AUGUSTA — Retired Maine State Police Trooper Mark Sawyer has lost his right to be a law enforcement officer in Maine.
An appeals panel of the Maine Criminal Justice Academy has concluded Sawyer likely assaulted his wife at their Oakland home in March 2009 and so the panel revoked his certification.
A charge of domestic assault lodged against Sawyer in connection with that incident was dismissed by the district attorney after his wife, Michelle, recanted her testimony that he had lifted her up, beat her head against a kitchen cabinet and thrown her to the floor, breaking her collarbone.
However, the Maine Criminal Justice Academy Board of Trustees investigated and opted during a meeting Tuesday to revoke his certification.
Sawyer, formerly of Oakland and now of Belgrade, contested the decision. The three-member panel ruled against him after five days of hearings that spanned several months.
William Fisher, an assistant attorney general who represented the academy trustees, argued that Michelle Sawyer told the truth initially when she reported the assault, but lied afterward to protect her husband, his job and their family.
Sawyer was a sergeant with the commercial vehicle unit of the Maine State Police when he was arrested by Oakland police. His wife reported the assault as she was being treated at a hospital on March 16, 2009.
She recanted the allegations in a formal statement presented two days later to the Oakland Police Department and said the injury had actually happened when she slipped in the kitchen.
Sawyer, who had been a state trooper for 23 years, retired shortly after he was charged.
Fisher, in a closing argument, told the panel that the evidence presented at the hearing supports a finding that Sawyer assaulted his wife and should therefore lose his certificate of eligibility.
“The people of Maine deserve more from those entrusted with the honor of enforcing our laws,” Fisher told them.
Michelle Sawyer testified at the hearing that her husband never hit her. She said the Sawyers’ marriage was under stress at the time, and she was working nights as a nurse at the veterans hospital at Togus while her husband worked days. The two would meet in Augusta to exchange their daughter.
“We lived in the same house and really, really didn’t talk to each other,” she said. They have since reconciled, she said.
Michelle Sawyer said she was sleep-deprived and involved with another man she had met at work and wanted a divorce. She said she drove to the man’s home in Chelsea after being injured and he drove her to the hospital.
Sawyer said she did not want law enforcement notified, and when an officer arrived she refused to write a statement about the assault and refused to have pictures taken of her injuries.
“I wrote a couple of words,” she said. “I said, ‘My head is spinning; I can’t do it.'”

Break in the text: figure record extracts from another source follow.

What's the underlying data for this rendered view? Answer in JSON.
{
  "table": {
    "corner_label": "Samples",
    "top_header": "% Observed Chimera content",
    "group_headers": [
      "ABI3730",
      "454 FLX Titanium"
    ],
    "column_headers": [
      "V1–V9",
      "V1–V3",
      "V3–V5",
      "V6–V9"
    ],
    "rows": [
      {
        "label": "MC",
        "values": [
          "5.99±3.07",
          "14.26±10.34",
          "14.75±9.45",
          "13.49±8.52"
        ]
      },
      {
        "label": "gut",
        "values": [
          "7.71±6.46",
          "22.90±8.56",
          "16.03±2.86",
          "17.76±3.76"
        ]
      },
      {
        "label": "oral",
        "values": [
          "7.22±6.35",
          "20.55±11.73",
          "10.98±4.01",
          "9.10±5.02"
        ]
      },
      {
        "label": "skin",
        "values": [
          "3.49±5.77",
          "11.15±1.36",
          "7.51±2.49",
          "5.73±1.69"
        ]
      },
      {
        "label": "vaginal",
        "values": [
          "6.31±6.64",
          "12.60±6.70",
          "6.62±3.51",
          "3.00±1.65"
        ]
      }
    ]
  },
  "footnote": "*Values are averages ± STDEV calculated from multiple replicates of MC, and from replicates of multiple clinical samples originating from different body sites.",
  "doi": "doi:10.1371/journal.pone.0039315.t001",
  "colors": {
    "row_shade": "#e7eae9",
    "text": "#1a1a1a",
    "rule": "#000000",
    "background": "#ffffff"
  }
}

Attorney William McKinley, who represented Sawyer at the appeals hearing on behalf of the Maine State Troopers Association, was in a meeting Wednesday afternoon and couldn’t be reached for comment.
Fisher said the panel — Geoffrey Rushlau, a district attorney in Knox, Sagadahoc, Lincoln and Waldo counties; Col. Joel Wilkinson of the Maine Warden Service and Gary LaPlante of the Department of Corrections — is expected to issue the opinion in writing in about a month. Sawyer then has 30 days to appeal.
“In this case, Mr. Sawyer managed to avoid a criminal prosecution, but the underlying conduct was the basis for law enforcement certificate revocation,” Fisher said.